Like Joylene, I’ve been fascinated by the personality differences in my three daughters. I love her advice in this post on how to understanding your child’s personality type can help you parent him or her better.
I recently had a young mom ask me which parenting books helped me raise our 3 daughters over the years. The truth is, I didn’t read parenting books. At least not all the way to the end. I began reading two highly recommended and popular parenting books of that time but before getting too far into them I was disappointed. I found them too … generalized.
“Child will do this and this by such and such an age. When child does this, you as his parent must do this.”
They didn’t take into account that each child is as unique and individual as the fingerprints they bear. And that was what fascinated me about parenting: the fact that each daughter was so very different from her sister. How three girls conceived by the same father and mother could be so unlike one another blew my mind.
One time my husband and I did decide to use the suggestion of one of the parenting books I had just begun. It said that, when disciplining, we should let the child choose her own punishment.
Sweetie and Peaches (not their real names) were five and three at the time. I don’t remember their crime but we brought them before us and told them they needed to choose a punishment for what they had done. Sweetie thought for less than 2 seconds and then announced, “I think I should go to my room for one hour.”
Ah yes, her room. Where all of her favourite toys and, especially, her paper and pencil crayons were. She loved to draw. Clever girl.
But that was the punishment she had chosen and so we sent her to her room.
Then we looked at 3-year-old Peaches.
“Well Peaches, what do you think your punishment should be?”
She looked up at us with her big solemn eyes and, imagining the worst possible punishment, said, “Pour boiling water on me.” (blink blink)
At this point, hubby looked over at me and said, “I don’t think this is working.” (Of course we gave her a more reasonable punishment chosen by us.)
There were, however, 2 books I did read all the way to the end that I found interesting and helpful. But I wouldn’t call them parenting books. They were more what I’d call getting-to-know-your-child books.
The first one was The Birth Order Book by Dr. Kevin Leman. You can still find it in bookstores and it is still receiving 4.5 stars out of 5.
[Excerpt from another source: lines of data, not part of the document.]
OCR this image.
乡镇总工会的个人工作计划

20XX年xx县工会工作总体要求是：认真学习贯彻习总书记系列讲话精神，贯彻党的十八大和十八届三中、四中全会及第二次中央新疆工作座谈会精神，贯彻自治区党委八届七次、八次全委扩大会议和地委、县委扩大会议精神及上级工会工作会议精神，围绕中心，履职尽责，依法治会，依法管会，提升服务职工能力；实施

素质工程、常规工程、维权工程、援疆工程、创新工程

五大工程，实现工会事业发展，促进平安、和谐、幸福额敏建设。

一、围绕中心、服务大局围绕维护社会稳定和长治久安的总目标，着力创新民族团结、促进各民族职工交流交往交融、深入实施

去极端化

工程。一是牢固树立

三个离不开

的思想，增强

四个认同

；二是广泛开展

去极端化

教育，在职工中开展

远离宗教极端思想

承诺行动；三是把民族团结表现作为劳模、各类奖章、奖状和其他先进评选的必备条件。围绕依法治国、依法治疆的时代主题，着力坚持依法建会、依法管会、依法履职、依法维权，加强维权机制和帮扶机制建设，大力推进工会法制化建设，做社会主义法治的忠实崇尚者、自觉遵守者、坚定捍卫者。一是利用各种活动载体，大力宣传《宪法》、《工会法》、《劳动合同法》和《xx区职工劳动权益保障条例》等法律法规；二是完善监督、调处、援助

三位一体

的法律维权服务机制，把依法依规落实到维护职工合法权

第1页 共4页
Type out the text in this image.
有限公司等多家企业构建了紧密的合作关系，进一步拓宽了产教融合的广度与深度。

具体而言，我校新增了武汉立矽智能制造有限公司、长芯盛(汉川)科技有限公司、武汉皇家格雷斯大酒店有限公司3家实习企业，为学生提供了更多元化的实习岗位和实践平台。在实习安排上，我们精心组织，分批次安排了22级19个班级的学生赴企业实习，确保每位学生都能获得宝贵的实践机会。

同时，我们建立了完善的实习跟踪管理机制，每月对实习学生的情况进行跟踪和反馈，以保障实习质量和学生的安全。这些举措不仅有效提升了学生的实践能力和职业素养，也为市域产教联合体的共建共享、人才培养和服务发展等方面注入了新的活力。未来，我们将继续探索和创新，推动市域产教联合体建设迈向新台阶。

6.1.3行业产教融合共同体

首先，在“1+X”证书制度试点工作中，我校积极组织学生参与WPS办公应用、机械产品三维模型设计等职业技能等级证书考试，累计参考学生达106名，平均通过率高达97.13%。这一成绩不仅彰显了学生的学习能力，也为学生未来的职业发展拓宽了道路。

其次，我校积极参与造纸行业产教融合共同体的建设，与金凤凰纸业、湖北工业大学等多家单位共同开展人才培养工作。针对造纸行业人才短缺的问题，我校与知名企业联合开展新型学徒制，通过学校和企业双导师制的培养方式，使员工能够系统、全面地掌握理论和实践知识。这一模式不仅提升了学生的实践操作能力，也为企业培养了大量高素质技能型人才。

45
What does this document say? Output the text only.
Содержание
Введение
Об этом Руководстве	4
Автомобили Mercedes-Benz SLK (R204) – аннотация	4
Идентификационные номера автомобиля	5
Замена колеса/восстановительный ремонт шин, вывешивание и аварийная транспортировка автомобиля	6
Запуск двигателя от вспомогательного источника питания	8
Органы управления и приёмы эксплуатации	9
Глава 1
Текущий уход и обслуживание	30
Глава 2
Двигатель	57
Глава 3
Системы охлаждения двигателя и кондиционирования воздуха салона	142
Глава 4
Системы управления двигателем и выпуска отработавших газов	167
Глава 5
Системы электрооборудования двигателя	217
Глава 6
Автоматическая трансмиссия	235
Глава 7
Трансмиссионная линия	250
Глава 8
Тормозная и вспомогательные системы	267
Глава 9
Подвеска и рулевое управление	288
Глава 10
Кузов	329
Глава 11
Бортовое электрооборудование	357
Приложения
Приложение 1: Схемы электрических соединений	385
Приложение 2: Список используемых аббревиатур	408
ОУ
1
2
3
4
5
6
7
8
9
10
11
I don’t recall the title of the other book and I’m sure it is out of print, but it used the Myers Briggs method for determining personality types in a child. There are lots of new books and websites that deal with personality types in children, such as this one on Kidzmet.
The point is that, rather than lump all children in the same bag, I worked with each daughter according to her own individual personality. What worked with one child didn’t work with the other, etc.
I read and learned about what the basic personality types were and what I could expect from the girls’ birth order. Then I watched my children and learned who they were. It would be rare for anyone to exactly fit a personality profile. So, it was a matter of being always aware and constantly seeking understanding for why they did the things they did, and then following through accordingly.
Kind of like jello, the basic rules of life and family boundaries were firm, but able to take the particular shape of whatever the moment required.
Never touch a hot stove.
In our family, we work before we play … but sometimes turning work into play gets the job done in a fun and happy way.
It was a tricky dance and sometimes jiggly, like jello.
Through it all, my mainstay was prayer. Prayer for my husband and me—for wisdom and guidance, strength and patience as we parented. Prayer for the girls—that they would grow up strong of spirit and of body, and that they would be the best of friends always.
Our oldest turns 30 in a month and it delights me to watch her and her husband parent their own strong-willed son. Many times I am taken back to when she was his age and fighting for her right to be heard. And it dawns on me that by listening to them and being aware of who they were and who they were becoming, they taught me how to parent them.
Joylene M. Bailey writes because. What began as making up childhood stories to put herself to sleep at night, became creating stories and songs for her three daughters. This entertainment morphed into writing articles and stories for children’s publications, writing rhymes for her grandson, and blogging. Her current work in progress is a novel about a wandering little girl and her flawed but loving mother. Joylene and her husband live in Edmonton, Alberta, and are enjoying their recent transition to empty nesting.